President D. Trump, President Trump, Prince Mohammad bin Salman

The disappearance of Washington Post correspondent Jamal Khashoggi is putting Saudi Arabia and Crown Prince Mohammad bin Salman (MBS) in the spotlight. New evidence uncovered by Turkish investigators might confirm the accusations that the Saudi’s executed Khashoggi by mistake. The Turks say there’s proof the Saudi interrogated Khashoggi in their consulate in Turkey, and the interrogation went too far. Khashoggi was a thorn in the side of the crown prince. Crown Prince Mohammad bin Salman wanted to bring Khashoggi back to Saudi Arabia because of his negative remarks about his leadership and human rights abuses. President Trump put his spin on the Khashoggi disappearance in true Trump fashion. Mr. Trump claims he doesn’t think the Saudi government had anything to do with the Khashoggi disappearance even though the evidence tells another story. Trump was quick to tell the press he has no ties with Saudi Arabia, but that seems to be another one of Trump’s Pinocchio nose-growing statements.

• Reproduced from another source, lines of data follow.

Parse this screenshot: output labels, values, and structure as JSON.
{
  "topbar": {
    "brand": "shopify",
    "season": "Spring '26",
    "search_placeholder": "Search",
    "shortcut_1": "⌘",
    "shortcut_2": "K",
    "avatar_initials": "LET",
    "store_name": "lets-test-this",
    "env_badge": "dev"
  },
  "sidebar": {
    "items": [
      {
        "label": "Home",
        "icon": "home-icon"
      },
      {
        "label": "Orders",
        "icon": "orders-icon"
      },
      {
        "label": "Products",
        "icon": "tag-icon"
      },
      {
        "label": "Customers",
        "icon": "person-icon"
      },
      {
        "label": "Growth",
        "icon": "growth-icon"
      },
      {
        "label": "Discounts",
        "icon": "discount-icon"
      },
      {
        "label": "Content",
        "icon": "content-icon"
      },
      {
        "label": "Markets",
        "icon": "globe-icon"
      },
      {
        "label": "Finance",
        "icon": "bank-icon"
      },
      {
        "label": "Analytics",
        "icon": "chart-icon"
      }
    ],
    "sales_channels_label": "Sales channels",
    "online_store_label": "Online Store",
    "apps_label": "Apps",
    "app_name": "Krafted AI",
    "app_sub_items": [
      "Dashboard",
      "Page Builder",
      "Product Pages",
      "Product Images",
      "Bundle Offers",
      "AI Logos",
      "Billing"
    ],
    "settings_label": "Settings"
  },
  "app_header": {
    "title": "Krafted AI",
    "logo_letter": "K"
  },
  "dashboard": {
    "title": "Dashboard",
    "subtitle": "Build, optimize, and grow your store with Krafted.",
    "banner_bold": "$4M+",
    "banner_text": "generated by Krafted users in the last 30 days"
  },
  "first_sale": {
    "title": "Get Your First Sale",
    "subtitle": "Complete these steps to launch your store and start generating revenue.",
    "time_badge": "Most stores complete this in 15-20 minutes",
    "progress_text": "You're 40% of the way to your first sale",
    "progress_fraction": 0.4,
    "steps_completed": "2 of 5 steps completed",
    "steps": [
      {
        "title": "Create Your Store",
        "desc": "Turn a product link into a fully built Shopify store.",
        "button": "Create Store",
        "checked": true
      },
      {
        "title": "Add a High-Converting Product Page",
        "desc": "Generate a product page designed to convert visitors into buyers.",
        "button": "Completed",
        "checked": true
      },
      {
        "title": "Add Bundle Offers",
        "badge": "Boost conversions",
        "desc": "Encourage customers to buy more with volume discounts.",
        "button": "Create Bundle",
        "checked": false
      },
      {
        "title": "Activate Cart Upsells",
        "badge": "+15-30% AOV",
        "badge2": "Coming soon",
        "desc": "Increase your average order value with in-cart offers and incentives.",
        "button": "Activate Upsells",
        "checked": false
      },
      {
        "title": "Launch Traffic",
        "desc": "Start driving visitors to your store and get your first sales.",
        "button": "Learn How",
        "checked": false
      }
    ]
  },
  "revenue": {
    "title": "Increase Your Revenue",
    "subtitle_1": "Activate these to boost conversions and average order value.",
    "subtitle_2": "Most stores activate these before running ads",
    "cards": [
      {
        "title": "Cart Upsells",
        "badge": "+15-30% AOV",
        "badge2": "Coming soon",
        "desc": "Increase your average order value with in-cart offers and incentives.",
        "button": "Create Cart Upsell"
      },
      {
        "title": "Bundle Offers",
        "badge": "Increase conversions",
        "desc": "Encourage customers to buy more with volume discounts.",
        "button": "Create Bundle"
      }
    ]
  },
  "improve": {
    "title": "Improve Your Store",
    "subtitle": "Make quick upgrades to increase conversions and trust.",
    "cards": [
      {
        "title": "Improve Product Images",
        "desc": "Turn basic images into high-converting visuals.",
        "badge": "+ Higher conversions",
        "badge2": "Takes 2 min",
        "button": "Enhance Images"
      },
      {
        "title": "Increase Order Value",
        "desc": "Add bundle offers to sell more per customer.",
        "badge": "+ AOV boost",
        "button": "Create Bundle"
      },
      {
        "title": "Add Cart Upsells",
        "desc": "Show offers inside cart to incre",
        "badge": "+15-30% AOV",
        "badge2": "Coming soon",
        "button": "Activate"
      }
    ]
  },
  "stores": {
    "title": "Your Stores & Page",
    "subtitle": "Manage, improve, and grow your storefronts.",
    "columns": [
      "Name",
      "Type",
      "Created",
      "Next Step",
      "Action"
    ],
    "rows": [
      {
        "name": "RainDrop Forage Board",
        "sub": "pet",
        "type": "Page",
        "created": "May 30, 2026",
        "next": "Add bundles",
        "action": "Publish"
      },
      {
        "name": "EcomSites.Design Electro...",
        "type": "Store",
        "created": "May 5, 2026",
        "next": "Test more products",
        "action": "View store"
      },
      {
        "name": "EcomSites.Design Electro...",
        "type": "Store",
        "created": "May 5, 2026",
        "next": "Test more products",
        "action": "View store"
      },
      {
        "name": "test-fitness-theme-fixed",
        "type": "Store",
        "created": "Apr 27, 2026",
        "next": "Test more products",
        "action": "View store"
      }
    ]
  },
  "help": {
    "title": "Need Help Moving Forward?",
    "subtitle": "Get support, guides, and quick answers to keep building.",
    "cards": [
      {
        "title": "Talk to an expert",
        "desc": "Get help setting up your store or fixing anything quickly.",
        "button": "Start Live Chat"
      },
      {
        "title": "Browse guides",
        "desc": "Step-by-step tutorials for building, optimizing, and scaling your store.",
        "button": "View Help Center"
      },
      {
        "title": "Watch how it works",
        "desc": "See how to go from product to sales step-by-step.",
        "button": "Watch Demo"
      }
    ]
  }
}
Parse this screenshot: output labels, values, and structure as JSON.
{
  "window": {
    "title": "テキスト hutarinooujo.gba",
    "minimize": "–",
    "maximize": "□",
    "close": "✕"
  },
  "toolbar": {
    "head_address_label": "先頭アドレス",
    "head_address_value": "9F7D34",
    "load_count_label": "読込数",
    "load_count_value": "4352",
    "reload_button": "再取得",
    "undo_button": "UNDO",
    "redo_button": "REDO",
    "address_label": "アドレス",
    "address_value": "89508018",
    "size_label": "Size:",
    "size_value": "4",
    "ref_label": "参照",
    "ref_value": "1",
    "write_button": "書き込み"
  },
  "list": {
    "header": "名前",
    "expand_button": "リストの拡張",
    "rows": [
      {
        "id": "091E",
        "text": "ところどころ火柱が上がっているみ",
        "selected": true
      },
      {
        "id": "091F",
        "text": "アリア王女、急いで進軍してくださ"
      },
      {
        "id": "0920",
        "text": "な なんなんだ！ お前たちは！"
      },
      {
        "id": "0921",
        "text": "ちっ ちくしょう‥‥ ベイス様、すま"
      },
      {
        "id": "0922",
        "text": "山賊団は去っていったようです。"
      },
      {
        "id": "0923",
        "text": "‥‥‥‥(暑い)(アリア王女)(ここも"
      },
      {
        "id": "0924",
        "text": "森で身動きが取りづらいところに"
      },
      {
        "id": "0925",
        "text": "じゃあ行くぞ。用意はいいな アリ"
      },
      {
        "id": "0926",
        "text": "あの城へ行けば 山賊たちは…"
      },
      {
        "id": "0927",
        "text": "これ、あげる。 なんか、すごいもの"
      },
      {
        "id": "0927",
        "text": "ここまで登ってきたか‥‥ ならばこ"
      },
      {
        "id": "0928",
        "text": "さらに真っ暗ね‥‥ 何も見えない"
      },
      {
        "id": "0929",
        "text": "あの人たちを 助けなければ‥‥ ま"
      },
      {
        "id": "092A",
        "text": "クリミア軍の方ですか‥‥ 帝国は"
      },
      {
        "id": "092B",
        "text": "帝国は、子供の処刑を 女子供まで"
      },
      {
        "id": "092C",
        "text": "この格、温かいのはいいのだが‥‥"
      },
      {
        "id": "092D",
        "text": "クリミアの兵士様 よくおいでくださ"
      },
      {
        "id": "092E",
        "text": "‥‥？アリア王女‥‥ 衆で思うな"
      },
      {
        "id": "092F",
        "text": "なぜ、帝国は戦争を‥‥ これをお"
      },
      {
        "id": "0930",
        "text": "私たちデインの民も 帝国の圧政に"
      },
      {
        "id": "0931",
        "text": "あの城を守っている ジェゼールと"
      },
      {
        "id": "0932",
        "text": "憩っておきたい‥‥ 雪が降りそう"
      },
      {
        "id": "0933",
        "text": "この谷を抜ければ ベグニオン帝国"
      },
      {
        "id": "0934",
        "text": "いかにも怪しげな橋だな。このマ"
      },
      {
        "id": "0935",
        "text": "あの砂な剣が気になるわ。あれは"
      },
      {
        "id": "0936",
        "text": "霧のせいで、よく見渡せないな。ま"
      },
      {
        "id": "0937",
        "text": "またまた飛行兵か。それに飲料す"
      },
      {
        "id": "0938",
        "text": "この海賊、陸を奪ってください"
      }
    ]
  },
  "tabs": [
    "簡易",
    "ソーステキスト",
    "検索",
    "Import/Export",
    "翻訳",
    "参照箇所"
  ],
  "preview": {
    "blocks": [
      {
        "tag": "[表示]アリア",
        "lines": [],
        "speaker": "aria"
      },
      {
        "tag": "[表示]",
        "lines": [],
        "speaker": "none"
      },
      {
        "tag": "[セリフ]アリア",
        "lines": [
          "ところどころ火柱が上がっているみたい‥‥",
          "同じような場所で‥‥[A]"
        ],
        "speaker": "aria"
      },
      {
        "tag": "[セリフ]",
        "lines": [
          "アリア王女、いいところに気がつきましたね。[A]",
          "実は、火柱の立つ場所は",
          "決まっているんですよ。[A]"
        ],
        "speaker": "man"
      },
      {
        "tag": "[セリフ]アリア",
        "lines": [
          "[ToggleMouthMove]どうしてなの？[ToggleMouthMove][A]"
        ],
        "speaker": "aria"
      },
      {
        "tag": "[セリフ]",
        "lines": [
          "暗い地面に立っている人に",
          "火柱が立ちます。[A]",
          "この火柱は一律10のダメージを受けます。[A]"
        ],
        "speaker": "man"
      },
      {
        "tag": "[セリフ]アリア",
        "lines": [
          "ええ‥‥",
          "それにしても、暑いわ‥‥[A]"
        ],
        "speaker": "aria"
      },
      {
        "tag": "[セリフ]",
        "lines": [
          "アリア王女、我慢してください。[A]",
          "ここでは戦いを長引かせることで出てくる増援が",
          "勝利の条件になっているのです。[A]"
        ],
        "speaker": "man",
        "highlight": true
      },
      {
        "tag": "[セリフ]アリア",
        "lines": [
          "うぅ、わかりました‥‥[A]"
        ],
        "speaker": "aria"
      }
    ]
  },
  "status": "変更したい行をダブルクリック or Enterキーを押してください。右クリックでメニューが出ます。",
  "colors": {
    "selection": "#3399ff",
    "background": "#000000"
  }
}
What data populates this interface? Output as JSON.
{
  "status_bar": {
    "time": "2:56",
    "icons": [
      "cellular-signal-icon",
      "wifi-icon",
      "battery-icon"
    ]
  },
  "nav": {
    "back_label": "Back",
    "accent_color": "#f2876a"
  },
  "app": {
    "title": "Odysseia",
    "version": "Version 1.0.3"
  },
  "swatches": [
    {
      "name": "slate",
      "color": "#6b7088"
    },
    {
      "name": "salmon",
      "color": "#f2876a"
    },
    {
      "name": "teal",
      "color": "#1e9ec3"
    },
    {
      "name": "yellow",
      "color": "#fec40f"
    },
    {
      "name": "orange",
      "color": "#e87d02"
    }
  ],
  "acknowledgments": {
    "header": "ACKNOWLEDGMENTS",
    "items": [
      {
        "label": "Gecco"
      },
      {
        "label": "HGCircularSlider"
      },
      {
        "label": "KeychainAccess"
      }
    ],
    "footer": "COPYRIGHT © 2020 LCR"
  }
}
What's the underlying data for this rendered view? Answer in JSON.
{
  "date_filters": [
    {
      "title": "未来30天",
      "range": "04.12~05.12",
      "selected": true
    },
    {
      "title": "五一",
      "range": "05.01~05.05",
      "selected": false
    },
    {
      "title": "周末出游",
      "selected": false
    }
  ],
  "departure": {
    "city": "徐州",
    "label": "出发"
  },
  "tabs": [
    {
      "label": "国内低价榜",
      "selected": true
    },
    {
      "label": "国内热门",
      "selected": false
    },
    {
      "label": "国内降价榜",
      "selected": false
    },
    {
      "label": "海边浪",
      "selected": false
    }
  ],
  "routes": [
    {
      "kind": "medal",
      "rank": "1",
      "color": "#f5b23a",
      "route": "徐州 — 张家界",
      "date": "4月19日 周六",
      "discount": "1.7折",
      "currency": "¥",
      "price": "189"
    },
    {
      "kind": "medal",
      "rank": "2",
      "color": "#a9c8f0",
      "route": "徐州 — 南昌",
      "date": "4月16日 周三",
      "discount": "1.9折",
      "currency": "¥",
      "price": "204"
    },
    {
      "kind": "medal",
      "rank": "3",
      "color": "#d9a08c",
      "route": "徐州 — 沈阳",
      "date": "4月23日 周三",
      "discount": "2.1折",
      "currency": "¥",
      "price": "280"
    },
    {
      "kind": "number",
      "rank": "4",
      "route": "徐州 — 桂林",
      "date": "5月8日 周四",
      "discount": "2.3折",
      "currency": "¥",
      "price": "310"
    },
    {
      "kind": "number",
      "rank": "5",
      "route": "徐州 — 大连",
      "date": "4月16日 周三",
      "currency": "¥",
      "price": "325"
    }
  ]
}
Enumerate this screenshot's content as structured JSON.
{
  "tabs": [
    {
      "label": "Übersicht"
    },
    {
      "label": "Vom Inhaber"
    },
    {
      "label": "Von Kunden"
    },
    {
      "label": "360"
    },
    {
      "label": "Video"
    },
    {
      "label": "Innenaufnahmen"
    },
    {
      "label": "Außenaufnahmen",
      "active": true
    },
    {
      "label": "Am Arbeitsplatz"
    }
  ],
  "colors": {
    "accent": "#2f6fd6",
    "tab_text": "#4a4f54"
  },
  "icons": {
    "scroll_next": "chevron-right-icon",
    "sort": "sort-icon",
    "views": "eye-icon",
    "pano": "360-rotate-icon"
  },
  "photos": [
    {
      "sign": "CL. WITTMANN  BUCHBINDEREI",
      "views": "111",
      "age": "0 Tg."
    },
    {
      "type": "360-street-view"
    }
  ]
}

Saudi officials visiting Washington spent more than $270,000 in Trump’s D.C. Hotel. But saving a profit-draining Trump hotel doesn’t necessarily mean Trump has ties with Saudi Arabia. During a campaign rally in 2015, Trump said Saudi nationals spent $40 to $50 million on apartments he sold them, according to the Washington Post. And in the 1990s, when Trump’s empire was caving in, he unloaded his $20 million yacht on Saudi Prince Alwaleed bin Talal. Trump also sold a piece of the Plaza Hotel to the prince a few years later. And in 2001, Trump sold a floor of Trump World Tower for $.5 million to the Saudi government. Plus, Trump wanted to build a hotel in Saudi Arabia right up to the 2016 election. Trump’s softball approach to this current Saudi Arabia debacle feels like the same approach the president takes when he’s fielding questions about Russia. The president seems to have a “global bad boy club,” and the leaders of Saudi Arabia, Russia, and North Korea are card-carrying members. The impression Trump wants to make by tweeting he doesn’t play favorites when it comes to members of his global bad boy club isn’t clear. But once the voting public gets all the facts, his relationship with Saudi Arabia and Russia might be the part of his presidential demise, according to power-hungry Democrats. But Trump voters don’t act like normal voters according to Republicans. They say it’s too early to predict his demise.